# Ccr 2500 ?



## GTP (Dec 27, 2010)

Is this essentially a 2450? 

Toro Snow Thrower

Thanks
George


----------



## detdrbuzzard (Jan 20, 2012)

GTP said:


> Is this essentially a 2450?
> 
> Toro Snow Thrower
> 
> ...


 the 2450 has a tecumseh motor and i think the 2500 has a briggs motor


----------



## GTP (Dec 27, 2010)

detdrbuzzard said:


> the 2450 has a tecumseh motor and i think the 2500 has a briggs motor


Thanks William add says 2 stroke...Briggs Two Stroke would be rare. Might be a Techy 5hP? I've asked the seller.


----------



## detdrbuzzard (Jan 20, 2012)

if you can get the model number you can look it up on toro's website but briggs did make two stroke motors for toro


----------



## GTP (Dec 27, 2010)

detdrbuzzard said:


> if you can get the model number you can look it up on toro's website but briggs did make two stroke motors for toro


Great minds...i was on the toro website. Model 38420 which is 1997 and it has the Tecumseh Hsk850.


----------



## GTP (Dec 27, 2010)

They are cool engines but i REALLY am looking for a R-Tek duraforce based engine. I have a bunch of experience with these engines on My Tractor Forum and would like to have that power for Snow throwing. I usually upgrade the pilot jet to the briggs pilot 42# and wire drill the main jet to #68 which takes care of any surging and really ups the power....


----------



## micah68kj (Oct 8, 2011)

That's a *real *clean unit. Sweet.


----------



## GTP (Dec 27, 2010)

micah68kj said:


> That's a *real *clean unit. Sweet.


i agree i am waiting for seller to respond.


----------



## micah68kj (Oct 8, 2011)

GTP said:


> i agree i am waiting for seller to respond.


I'd try to get him down a little on that price. I think it's a little steep. Just my humble opinion.


----------



## detdrbuzzard (Jan 20, 2012)

micah68kj said:


> I'd try to get him down a little on that price. I think it's a little steep. Just my humble opinion.

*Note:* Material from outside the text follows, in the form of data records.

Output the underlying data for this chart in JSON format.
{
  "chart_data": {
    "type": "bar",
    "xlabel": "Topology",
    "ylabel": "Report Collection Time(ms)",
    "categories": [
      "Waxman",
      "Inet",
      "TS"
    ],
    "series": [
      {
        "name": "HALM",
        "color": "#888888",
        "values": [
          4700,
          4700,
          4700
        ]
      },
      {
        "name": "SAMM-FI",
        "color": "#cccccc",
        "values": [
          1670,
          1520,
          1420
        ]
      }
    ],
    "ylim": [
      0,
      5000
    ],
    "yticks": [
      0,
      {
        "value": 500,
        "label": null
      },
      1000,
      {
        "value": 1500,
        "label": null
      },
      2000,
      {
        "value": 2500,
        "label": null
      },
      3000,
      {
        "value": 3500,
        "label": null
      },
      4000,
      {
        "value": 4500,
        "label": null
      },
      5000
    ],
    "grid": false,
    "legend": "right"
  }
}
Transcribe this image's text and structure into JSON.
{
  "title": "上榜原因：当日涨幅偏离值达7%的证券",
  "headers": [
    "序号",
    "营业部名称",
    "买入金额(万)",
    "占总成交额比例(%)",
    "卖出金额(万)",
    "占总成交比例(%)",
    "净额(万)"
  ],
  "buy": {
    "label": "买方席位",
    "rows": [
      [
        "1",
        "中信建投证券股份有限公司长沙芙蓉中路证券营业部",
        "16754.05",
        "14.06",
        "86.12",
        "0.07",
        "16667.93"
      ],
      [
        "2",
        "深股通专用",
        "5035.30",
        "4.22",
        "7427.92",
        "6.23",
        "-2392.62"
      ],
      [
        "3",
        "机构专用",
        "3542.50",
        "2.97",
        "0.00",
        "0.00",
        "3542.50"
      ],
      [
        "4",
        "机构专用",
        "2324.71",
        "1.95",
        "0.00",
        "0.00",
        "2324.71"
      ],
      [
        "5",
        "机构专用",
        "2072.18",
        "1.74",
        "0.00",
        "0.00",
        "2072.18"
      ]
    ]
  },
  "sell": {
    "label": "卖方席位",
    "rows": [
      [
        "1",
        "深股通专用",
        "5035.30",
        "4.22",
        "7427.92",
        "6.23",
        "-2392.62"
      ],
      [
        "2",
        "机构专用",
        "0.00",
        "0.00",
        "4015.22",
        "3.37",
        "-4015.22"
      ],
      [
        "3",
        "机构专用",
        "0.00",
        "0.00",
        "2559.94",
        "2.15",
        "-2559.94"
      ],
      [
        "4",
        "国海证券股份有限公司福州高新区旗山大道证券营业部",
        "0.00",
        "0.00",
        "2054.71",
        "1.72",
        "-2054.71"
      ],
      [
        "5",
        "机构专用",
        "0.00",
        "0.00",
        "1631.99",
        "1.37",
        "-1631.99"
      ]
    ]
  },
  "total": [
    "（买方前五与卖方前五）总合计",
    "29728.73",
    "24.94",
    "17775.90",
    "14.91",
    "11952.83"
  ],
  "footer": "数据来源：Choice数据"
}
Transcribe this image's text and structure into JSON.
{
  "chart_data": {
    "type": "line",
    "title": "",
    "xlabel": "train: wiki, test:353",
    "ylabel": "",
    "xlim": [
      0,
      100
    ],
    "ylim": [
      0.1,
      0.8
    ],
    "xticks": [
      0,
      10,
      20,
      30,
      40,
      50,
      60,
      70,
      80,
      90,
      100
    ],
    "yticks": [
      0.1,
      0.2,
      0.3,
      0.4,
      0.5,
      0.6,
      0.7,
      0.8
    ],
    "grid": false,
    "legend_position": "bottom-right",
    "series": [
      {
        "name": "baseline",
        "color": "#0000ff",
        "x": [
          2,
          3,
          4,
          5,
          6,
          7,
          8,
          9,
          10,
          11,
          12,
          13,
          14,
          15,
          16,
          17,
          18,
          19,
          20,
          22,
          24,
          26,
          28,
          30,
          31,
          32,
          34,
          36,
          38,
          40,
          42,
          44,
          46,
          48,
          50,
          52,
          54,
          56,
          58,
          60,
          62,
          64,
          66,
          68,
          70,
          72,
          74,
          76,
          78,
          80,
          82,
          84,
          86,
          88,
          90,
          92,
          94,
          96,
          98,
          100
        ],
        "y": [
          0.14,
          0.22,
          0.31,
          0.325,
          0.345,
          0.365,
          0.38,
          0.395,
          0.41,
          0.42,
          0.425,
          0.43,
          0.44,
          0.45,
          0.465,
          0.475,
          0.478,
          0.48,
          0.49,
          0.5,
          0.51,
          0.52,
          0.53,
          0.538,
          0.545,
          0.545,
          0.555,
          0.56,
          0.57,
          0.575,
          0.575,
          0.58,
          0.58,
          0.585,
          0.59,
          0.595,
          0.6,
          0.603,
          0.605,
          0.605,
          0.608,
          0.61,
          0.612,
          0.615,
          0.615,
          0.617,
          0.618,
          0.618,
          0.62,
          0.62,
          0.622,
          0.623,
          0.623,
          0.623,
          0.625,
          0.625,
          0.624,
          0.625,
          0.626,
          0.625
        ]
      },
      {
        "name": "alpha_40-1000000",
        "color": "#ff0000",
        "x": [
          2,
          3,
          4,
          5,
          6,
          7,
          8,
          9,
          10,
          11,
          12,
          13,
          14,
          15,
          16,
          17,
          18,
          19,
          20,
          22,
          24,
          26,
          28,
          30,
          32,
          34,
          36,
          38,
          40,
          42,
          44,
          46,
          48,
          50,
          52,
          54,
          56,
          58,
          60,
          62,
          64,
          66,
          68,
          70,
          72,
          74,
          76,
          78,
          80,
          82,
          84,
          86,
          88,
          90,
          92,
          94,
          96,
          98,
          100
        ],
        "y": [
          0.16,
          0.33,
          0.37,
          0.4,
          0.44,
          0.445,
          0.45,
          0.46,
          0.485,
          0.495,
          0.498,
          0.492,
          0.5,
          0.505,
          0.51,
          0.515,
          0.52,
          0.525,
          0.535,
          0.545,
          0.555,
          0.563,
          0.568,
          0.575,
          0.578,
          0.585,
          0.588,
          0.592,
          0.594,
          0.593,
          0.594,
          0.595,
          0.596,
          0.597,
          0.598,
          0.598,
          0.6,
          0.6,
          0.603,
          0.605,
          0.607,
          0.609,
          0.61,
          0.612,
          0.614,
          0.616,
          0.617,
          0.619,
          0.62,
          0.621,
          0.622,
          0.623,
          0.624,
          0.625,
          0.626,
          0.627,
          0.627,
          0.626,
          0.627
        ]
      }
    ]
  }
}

 $150 is not a bad price, i would pay it
thanks for the info on the carb rejetting GTP


----------



## GTP (Dec 27, 2010)

detdrbuzzard said:


> $150 is not a bad price, i would pay it
> thanks for the info on the carb rejetting GTP


Detdr..how do you think this unit would hold up to a 6 car plus drive parking lot and a residential home? Should I save and look for a snow commander or a CCR3650..? I had a bead on a nice snow commander but it sold hours before I could get there.

Or how about the new toro 721's.?


----------